The Duckfat Frites Shack is now open daily, via a walkup window from the outdoor seating area at Oxbow Blending & Bottling. With a menu centered on Duckfat’s famous hand-cut, Belgian-style fries and dips like curry mayo and truffle ketchup, it’s a perfect match for the Newcastle-brewed farmhouse ales.

It’s a collaboration years in the making. Oxbow was the featured brewery at Duckfat’s first-ever beer dinner back in 2012, says chef/owner Rob Evans, and the Maine makers have been friends and collaborators especially since Oxbow opened its Portland outpost in 2014.

In 2016, Evans was looking for a commissary kitchen to help alleviate the pressure on his tiny, busy restaurant—his team was lugging 2,000 pounds of potatoes up from Duckfat’s basement kitchen every week, Evans says. Oxbow owner Tim Adams alerted him to the available space on Washington Avenue, and Evans moved in last year. Evans has been using the 1,700-square foot kitchen for Duckfat production since mid-April, he says.

Scott Nicoll is the Frites Shack’s chef de cuisine. The Maine native worked for Evans for years at Hugo’s (which Evans sold to Arlin Smith, Andrew Taylor, and Mike Wiley, the now-James Beard Award-winning trio behind Eventide Oyster Co.). Nicoll spent the past several years at Thomas Keller’s the French Laundry and Bouchon; David Chang’s Australian outpost, Momofuku Seiōbo at The Star; and opening Otium in Los Angeles with chef Timothy Hollingsworth, before returning to Maine last summer.

The Frites Shack gives the chefs a ton of creative freedom, Evans says. In addition to the walkup window—which is open every day, every hour that Oxbow is pouring—they are looking forward to paella parties, suckling pig roasts using swine raised on Oxbow’s Newcastle farm, tasting menu beer dinners, and more special events at Oxbow. They will make use of a new Argentine barbecue grill, and will take advantage of the outdoor seating area as often as they can, Evans says.

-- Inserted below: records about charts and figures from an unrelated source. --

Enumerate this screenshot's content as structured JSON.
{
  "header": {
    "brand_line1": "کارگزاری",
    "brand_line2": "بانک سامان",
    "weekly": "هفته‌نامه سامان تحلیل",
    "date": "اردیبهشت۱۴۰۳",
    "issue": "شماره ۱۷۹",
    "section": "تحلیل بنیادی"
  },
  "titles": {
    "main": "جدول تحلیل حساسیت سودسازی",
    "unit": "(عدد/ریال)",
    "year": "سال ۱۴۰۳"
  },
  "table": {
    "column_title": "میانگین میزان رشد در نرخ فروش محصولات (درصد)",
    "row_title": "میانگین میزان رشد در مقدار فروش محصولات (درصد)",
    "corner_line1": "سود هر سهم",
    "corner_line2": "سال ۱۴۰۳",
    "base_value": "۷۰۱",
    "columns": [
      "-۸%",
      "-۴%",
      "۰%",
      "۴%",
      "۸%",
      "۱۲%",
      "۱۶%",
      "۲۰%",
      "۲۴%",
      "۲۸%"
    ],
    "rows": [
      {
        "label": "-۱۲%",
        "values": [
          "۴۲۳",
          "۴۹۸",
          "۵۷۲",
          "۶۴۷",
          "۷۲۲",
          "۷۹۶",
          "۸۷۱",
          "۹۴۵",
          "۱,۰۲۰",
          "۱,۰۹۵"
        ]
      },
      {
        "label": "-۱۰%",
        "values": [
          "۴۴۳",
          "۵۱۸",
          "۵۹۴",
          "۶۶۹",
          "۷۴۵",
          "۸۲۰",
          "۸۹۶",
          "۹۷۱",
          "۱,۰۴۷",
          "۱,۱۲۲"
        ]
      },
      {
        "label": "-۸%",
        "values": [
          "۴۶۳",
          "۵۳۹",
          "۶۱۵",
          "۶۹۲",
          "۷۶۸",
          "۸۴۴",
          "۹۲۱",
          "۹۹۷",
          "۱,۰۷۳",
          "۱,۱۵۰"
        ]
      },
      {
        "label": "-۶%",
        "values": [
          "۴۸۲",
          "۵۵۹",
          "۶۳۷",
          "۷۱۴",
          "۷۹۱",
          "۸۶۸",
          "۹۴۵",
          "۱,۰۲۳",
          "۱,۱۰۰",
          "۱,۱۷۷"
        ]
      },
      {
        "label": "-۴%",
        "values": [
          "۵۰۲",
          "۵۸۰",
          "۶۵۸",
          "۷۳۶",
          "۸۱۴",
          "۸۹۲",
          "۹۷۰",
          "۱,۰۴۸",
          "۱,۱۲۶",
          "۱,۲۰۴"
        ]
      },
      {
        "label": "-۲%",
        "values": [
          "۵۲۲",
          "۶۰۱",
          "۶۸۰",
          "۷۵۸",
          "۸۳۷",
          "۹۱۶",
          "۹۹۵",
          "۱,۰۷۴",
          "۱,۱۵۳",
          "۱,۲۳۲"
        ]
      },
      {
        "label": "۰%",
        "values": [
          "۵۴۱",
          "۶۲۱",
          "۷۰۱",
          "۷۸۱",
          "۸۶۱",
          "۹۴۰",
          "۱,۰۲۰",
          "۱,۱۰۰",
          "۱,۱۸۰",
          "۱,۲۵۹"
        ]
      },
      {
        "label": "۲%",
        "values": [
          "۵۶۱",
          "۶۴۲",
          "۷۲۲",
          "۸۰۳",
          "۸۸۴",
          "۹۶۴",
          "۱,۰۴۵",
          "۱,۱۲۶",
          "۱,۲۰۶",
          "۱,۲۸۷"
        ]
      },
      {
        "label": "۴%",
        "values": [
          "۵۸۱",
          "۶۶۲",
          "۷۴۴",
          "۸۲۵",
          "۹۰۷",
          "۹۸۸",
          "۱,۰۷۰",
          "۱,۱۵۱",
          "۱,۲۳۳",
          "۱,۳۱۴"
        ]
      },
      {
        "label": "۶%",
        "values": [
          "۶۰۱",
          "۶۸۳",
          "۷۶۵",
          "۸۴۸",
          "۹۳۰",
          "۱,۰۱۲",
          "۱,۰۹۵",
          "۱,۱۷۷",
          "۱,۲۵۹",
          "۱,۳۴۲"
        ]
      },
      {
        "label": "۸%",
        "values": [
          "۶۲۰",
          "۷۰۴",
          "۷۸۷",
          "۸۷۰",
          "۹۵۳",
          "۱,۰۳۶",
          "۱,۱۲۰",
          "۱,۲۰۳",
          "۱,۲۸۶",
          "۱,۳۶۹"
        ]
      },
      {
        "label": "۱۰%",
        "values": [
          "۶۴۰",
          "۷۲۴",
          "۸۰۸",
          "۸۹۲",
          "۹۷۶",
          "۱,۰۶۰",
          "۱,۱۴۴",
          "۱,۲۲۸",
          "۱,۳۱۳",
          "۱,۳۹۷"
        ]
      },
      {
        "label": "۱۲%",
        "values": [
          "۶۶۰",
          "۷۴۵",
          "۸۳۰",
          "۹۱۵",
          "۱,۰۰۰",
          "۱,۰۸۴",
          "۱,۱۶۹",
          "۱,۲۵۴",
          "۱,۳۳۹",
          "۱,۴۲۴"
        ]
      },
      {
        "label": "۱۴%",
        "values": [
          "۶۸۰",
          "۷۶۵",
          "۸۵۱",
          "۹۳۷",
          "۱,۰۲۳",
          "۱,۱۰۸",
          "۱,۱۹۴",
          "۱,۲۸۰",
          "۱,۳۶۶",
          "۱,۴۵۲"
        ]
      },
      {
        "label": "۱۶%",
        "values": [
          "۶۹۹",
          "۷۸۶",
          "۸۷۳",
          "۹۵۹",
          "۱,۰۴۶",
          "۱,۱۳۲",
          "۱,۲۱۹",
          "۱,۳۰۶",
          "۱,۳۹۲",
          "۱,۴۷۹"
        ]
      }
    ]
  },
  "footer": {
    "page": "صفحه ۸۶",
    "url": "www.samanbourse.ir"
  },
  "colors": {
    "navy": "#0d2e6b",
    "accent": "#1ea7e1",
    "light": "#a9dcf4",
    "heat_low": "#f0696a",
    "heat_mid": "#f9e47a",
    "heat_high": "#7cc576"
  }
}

“It’s a lot of fun to have that outlet for whatever feel like,” Evans says, noting ever-changing menu specials will include dishes like chicken fried quail, smoked brisket sloppy Joes, a beef tongue Reuben, and more. The Frites Shack also offers house-made sodas, and Duckfat milkshakes for some kid-friendly libations.

As we noted in Boston’s January travel issue, Washington Avenue is a happening ’hood in a gastronomic mecca. The Frites Shack’s block is home to relatively new hotspots like Drifters Wife (and that team’s natural wine shop, Maine & Loire), the Shop from Island Creek Oysters, Izakaya Minato, and more.

“It’s like a mini Brooklyn. In the last two years, this street has been going off with all kinds of quirky concepts,” Evans says, “which works for us—it’s a walkup window. In Portland, you don’t see that too much.”

The Duckfat Frites Shack softly debuted over Memorial Day weekend, and as of today, it’s open daily at noon. It stays open until 9 p.m. Sunday-Tuesday and 11 p.m. Wednesday-Saturday.

43 Washington Ave., Portland, Maine, duckfatfriteshack.com.